Je pense donc que le choc qu’on a eu en découvrant Nuit et brouillard, dans ma génération, était aussi lié à cette relative rareté des images. Par exemple, je vais le dire de manière très triviale, mais alors que nous entrions dans l’adolescence, c’était la première fois que nous voyions des nus à l’écran. Les cadavres étaient nus. Il y avait tout un rapport à la nudité qui était presqu’aussi sidérant pour nous que de voir des morts.
Aujourd’hui, je pense qu’il n’est plus possible de faire passer ce qu’a été la Shoah par des images. Dans un monde saturé d’images, je crois que la transmission passe par des récits, des lectures et l’enseignement. Les images ne peuvent venir qu’après. Je crois que la parole, les récits, les faits — dans ce qu’ils ont parfois de plus concret — peuvent avoir un poids extraordinaire.
Tout mon livre est nourri de l’inquiétude des images. Je ne fais pas beaucoup confiance aux vertus des images pour enseigner ou pour informer. Je le sais justement parce que je suis auteur d’images. Les images sont profondément polysémiques et, seules, elles ne disent souvent pas grand-chose. Il faut leur faire dire des choses et je me dis qu’il vaut mieux parfois les dire sans images. Quitte à ensuite chercher ces images pour voir si elles apportent quelque chose d’autre. Comme notre époque est bombardée d’images qui n’ont plus de valeur et qui ne laissent plus de traces, puisque le numérique ne laisse plus de trace, alors même que c’était une vertu extrêmement forte de l’analogique.
La force des images que vous présentez ne vient-elle pas de leur extrême rareté ?
En fait, il y a beaucoup d’images des camps. Les SS avaient des services de documentation qui enregistraient toutes les étapes de la construction des camps. Au début, il leur arrivait même souvent de photographier les cadavres pour justifier de leurs « morts naturelles » auprès des familles. Et puis il y a tout un corpus de photographies amateur, prises par les SS et leurs familles autour des camps, puisqu’il y avait de véritables petites villes autour. L’extrême banalité de photos de déjeuners de familles y côtoie des photos prises dans les camps ou depuis des miradors – aux alentours de Buchenwald des scènes de pendaisons de détenus ont été prises de manière amateur par un SS.

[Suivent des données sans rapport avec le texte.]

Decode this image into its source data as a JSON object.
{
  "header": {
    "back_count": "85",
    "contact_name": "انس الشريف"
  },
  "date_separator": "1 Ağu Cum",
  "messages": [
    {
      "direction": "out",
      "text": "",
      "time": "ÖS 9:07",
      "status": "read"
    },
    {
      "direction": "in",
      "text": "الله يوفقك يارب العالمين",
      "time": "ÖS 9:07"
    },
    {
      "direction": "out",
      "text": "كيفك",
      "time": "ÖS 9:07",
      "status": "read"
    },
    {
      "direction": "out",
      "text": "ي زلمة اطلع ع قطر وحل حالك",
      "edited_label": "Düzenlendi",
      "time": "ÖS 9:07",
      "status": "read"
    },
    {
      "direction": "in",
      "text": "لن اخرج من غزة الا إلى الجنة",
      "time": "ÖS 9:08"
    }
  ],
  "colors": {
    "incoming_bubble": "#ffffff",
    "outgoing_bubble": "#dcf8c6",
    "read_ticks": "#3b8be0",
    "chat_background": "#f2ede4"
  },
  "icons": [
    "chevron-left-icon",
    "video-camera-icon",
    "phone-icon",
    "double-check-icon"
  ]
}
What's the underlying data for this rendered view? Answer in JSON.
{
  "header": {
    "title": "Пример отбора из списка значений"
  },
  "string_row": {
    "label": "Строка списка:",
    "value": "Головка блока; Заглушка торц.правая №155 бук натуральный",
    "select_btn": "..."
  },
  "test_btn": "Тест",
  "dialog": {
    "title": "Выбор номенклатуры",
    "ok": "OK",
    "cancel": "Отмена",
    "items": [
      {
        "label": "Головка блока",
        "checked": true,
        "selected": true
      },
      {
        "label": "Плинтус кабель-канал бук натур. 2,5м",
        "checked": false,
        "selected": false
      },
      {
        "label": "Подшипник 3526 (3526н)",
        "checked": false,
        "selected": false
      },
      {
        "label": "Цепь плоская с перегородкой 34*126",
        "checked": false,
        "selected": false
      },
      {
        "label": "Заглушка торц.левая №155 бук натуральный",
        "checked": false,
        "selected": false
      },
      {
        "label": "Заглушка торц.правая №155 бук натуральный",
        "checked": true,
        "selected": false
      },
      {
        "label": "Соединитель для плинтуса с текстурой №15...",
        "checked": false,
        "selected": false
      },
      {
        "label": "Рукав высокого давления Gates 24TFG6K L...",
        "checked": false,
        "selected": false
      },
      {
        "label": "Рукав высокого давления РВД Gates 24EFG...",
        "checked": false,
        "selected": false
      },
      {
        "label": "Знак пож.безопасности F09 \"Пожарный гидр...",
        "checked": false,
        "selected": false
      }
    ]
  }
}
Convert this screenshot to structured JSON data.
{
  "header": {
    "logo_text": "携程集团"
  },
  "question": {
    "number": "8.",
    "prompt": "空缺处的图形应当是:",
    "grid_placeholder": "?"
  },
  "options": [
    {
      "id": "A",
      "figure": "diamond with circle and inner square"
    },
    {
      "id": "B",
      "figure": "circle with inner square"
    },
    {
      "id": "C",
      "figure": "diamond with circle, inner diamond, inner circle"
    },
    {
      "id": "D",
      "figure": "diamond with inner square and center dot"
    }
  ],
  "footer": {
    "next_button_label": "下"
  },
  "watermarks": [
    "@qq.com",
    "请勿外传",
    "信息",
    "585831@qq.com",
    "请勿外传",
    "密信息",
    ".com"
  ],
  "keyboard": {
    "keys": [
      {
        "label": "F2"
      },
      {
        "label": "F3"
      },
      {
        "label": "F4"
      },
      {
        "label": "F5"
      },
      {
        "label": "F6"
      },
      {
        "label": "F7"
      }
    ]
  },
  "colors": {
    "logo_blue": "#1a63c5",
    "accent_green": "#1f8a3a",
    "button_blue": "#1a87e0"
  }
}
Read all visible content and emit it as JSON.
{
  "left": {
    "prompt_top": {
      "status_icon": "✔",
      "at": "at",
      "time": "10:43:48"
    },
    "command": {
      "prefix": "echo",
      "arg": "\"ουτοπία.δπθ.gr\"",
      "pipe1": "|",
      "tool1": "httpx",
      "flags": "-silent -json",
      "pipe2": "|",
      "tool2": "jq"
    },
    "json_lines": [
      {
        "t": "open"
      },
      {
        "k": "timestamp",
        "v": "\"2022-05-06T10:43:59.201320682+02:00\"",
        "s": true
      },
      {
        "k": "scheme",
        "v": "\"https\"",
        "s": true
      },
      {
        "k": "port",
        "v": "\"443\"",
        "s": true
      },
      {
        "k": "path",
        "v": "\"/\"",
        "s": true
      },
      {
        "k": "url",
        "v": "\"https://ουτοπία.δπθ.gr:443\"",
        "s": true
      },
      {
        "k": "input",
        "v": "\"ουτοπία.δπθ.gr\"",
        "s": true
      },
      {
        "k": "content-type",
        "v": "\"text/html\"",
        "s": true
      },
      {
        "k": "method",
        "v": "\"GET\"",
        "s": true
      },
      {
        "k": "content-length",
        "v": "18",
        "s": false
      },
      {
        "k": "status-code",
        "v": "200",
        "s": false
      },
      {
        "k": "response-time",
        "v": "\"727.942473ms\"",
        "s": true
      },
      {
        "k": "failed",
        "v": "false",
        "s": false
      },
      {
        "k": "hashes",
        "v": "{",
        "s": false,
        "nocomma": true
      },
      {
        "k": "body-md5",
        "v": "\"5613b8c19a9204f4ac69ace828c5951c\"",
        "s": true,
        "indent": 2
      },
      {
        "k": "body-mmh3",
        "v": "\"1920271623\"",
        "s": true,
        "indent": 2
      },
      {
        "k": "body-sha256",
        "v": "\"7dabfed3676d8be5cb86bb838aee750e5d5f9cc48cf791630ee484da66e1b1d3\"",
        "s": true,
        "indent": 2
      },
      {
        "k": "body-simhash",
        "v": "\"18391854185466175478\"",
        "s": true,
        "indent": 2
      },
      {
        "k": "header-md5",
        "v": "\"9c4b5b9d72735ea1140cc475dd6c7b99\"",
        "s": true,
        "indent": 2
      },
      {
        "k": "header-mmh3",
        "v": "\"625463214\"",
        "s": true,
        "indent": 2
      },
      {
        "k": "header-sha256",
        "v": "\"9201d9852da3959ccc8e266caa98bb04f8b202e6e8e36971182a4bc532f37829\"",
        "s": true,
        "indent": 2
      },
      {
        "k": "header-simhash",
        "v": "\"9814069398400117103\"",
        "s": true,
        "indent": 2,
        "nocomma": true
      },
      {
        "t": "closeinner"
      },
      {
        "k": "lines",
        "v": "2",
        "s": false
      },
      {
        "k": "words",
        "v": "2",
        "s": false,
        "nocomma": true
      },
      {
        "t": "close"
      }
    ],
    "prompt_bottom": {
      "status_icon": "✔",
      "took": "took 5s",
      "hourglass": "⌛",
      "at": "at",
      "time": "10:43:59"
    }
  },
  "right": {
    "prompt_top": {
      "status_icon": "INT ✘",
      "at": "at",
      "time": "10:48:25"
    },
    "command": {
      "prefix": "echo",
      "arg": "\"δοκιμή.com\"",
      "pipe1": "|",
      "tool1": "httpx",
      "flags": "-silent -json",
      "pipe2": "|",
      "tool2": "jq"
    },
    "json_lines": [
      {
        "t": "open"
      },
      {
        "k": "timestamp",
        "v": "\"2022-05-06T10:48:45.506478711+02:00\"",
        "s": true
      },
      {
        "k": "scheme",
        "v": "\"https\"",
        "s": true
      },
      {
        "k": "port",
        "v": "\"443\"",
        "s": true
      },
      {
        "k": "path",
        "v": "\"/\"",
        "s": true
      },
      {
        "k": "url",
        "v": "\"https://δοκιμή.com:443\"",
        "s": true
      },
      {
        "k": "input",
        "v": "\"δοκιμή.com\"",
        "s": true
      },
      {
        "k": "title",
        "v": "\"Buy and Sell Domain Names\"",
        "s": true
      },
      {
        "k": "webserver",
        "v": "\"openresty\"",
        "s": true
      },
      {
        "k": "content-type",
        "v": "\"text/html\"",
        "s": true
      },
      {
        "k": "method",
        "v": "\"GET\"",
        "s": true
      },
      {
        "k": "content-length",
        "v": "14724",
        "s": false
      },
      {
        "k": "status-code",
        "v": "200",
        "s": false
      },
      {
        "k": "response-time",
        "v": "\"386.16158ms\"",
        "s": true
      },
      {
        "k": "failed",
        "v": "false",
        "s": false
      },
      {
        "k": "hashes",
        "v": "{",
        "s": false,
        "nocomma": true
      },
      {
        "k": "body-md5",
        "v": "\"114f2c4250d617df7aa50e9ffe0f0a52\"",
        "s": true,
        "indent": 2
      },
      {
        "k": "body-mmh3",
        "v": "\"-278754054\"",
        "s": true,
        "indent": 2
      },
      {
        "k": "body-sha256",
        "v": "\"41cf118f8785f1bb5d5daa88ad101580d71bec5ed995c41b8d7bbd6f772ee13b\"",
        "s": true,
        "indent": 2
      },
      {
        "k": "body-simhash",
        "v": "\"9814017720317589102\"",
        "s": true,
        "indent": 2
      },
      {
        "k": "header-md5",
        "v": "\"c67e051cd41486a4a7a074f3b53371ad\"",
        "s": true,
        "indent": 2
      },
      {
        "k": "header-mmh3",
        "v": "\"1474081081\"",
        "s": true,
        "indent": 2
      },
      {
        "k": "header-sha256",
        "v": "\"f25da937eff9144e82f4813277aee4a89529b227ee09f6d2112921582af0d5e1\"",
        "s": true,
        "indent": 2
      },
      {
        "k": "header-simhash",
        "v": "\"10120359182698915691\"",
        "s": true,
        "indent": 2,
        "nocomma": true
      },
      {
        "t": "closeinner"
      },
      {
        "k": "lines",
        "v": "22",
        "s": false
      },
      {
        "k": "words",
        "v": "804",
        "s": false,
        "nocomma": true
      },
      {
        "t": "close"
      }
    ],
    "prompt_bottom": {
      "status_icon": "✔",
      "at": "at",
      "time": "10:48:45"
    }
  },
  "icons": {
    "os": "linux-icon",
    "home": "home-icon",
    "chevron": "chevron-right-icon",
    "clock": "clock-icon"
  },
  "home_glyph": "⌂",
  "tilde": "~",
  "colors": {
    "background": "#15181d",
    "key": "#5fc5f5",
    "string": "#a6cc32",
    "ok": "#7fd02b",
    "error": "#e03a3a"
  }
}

Ce qui est très rare, ce sont des photographies prises par des déportés à l’intérieur des camps. La recherche que j’ai faite a été de voir ce qui était produit par ceux qui étaient enfermés dans les camps. Que voyaient-ils ? En fréquentant leurs images, avait-on une perception différente de la vie des détenus ou du système concentrationnaire ?
Mais j’y reviens toujours, ces images appartiennent à une époque désormais révolue. L’ère de l’image comme preuve ou comme trace de ce qui fut est révolue. Avant le numérique, une image — ou plus précisément, le négatif — était une trace physique. Barthes ne dit pas autre chose dans La chambre claire. Ces photos prises par les détenus sont des traces physiques, très rares, de ce qu’il s’est passé dans les camps.
Ces images en étaient d’autant plus précieuses. J’avais l’impression d’y voir l’empreinte d’un moment, aussi fugace et labile fût-il. Ce sont les traces de rencontres, de moments vécus par les déportés dans les camps.
Comment avez-vous enquêté pour retrouver ces images ? Et comment avez-vous travaillé ?
J’y suis arrivé par la rencontre avec un déporté, Boris Taslitzky, qui était peintre et qui avait fait des dessins et aquarelles clandestines à Buchenwald. Il m’avait appris qu’il existait aussi des photographies prises par les détenus. Il m’a ouvert la voie. J’ai travaillé en ramenant ces images à ceux qui les avaient prises. J’ai beaucoup tâtonné pour savoir qui étaient ces photographes.
Le livre est issu d’un projet de film qui le précède, qui s’appelle À pas aveugles — je le finis seulement maintenant. Je voulais ramener ces images à d’autres images, aux gestes de ceux qui avaient pris ces photos aujourd’hui. Ce geste de réalisateur a donné des effets différents de ceux qu’aurait obtenu un historien professionnel : cela apporte d’autres choses, notamment dans le registre de la compréhension sensible de la fabrique des images. Je crois que j’ai regardé ces images différemment. Je sais le poids d’une image, le temps, l’effort qu’il faut pour en concevoir et en réaliser une.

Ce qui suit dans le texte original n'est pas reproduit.